The anticonvulsant and myorelaxation activities of A. pyrethrum root ethanolic extract were evaluated in albino mice using MES model and rotarad test, respectively. The extract was prescribed in doses of 200, 400, and 600 mg/kg i.p. and compared with control groups (group I, vehicle treated, group II, phenytoin treated). The extract of A. pyrethrum reduced the duration of hind limb tonic extension in a dose-dependent manner in MES model [11]. In another study the effect of hydroalcoholic extract of A. pyrethrum root extract was studied against seizures, seizure-induced oxidative stress, and cognitive impairment in male Wistar rats. The extract was administered in doses of 50, 100, 250, and 500 in PTZ model and 250, 500, and 1000 mg/kg in MES model. Myoclonic jerk latency and generalized tonic clonic seizures (GTCS) were noted in PTZ whereas occurrence of tonic hind limb extension (THLE) was observed in MES seizures. Cognitive deficit was assessed using the elevated plus maze and passive avoidance tests. Whole brain reduced glutathione, malondialdehyde levels and cholinesterase activity were measured. In the PTZ-induced seizures, A. pyrethrum root extract showed a 50, 66.7, 83.3, and 100% protection against GTCS at doses 50, 100, 250, and 500 mg/kg, respectively.
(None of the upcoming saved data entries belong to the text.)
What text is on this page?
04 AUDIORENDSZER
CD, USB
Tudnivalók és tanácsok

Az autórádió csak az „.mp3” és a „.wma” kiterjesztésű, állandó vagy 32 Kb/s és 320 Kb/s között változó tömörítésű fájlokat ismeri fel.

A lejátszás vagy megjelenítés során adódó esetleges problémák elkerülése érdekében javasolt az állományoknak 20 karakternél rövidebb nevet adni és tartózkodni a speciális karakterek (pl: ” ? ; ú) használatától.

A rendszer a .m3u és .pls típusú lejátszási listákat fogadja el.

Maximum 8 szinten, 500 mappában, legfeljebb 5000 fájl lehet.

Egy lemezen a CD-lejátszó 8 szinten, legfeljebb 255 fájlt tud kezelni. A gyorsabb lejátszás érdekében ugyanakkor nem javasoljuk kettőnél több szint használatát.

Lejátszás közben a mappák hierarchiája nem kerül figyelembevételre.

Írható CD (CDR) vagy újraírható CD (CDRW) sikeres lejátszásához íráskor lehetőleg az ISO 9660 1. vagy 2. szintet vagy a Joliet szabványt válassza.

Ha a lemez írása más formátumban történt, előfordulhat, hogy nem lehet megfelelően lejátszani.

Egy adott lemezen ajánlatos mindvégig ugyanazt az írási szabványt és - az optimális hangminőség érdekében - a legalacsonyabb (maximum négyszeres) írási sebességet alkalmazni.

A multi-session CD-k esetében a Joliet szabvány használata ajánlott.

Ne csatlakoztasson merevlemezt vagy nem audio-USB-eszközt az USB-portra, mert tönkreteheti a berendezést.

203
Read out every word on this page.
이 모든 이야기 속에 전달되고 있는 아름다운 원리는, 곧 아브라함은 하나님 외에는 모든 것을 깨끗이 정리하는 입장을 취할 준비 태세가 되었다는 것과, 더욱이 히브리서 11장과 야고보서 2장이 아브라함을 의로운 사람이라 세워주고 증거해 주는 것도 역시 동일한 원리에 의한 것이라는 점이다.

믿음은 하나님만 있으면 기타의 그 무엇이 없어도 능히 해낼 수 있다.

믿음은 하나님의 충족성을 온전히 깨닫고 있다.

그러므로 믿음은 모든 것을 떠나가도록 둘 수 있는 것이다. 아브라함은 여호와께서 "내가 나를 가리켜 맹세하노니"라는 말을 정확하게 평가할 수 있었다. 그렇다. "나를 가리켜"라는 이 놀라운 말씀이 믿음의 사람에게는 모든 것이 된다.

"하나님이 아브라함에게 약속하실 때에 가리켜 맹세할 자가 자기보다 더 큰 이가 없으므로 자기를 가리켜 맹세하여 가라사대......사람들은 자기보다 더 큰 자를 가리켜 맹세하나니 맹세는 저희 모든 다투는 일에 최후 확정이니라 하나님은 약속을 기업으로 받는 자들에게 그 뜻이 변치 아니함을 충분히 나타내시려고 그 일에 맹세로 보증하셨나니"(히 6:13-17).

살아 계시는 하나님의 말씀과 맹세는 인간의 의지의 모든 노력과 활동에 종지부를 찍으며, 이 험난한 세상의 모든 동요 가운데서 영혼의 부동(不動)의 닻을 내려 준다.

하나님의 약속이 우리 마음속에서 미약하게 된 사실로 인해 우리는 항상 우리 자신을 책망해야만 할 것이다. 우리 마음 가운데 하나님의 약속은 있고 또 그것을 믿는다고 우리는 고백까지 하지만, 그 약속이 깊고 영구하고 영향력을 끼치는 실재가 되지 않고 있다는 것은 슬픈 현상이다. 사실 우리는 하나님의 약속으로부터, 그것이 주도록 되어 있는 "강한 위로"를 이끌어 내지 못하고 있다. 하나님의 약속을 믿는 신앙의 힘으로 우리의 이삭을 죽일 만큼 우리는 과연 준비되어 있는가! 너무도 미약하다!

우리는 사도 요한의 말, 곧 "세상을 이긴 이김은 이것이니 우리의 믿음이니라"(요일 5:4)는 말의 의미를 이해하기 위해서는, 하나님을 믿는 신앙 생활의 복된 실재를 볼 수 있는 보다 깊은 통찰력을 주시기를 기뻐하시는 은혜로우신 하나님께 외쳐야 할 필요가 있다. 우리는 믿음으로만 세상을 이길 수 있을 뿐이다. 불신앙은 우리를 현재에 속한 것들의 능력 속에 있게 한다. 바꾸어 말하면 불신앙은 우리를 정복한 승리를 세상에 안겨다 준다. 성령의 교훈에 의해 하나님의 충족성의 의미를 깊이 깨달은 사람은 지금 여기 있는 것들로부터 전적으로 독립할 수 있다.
In MES model, the extract produced a 16.7, 33.3, and 50% protection against THLE at doses of 250, 500, and 1000 mg/kg, respectively. Root extract also significantly prevented seizure-induced oxidative stress and cognitive impairment in a dose-dependent manner [12]. Recently Pahuja et al. evaluated the effect of orally administration of hydroalcoholic extracts of A. pyrethrum root in the doses of 100, 250 and 500 mg/kg in the PTZ-induced kindling, spatial memory, oxidative stress, and rho kinase (ROCK II) in albino mice. Pretreatment with the extract at doses of 250 and 500 mg/kg showed significant increase in the myoclonic jerk latency and delay in the development of kindling. A significant decrease in mortality was observed at higher doses of the extract (250 and 500 mg/kg). Pretreatment with the root extract significantly increased the number of platform crossings and decreased the escape latency, as opposed to the PTZ group, thus showing protection against the memory deficit. The oxidative stress induced by PTZ kindling is also attenuated. PTZ-induced kindling increased the ROCK II expression whereas pretreatment with Anacyclus extract attenuated the increase in ROCK II expression [13].

3.1.4. Laurus nobilis

Laurus nobilis (Ghar in TIM), Lauraceae, is a plant which is mentioned for antiepileptic effects in the ancient books of Iran. The leaf’s essential oil of Laurus nobilis Linn was evaluated for anticonvulsant activity against experimental seizures. The essential oil protected mice against tonic convulsions induced by maximal electroshock and especially by PTZ (ED50 = 0.19 mL/Kg). Components responsible for this effect may be methyleugenol, eugenol, and pinene present in the essential oil. At anticonvulsant doses, the essential oil produced sedation and motor impairment. This effect seems to be related in part to cineol, eugenol, and methyleugenol. Although the essential oil had an acceptable acute toxicity, further studies are required before any absolute conclusions can be drawn [18].

3.1.5. Origanum majorana

The aerial parts of Origanum majorana (“Marzanjoosh” in TIM) are used for the treatment of epilepsy and some CNS disorders in TIM.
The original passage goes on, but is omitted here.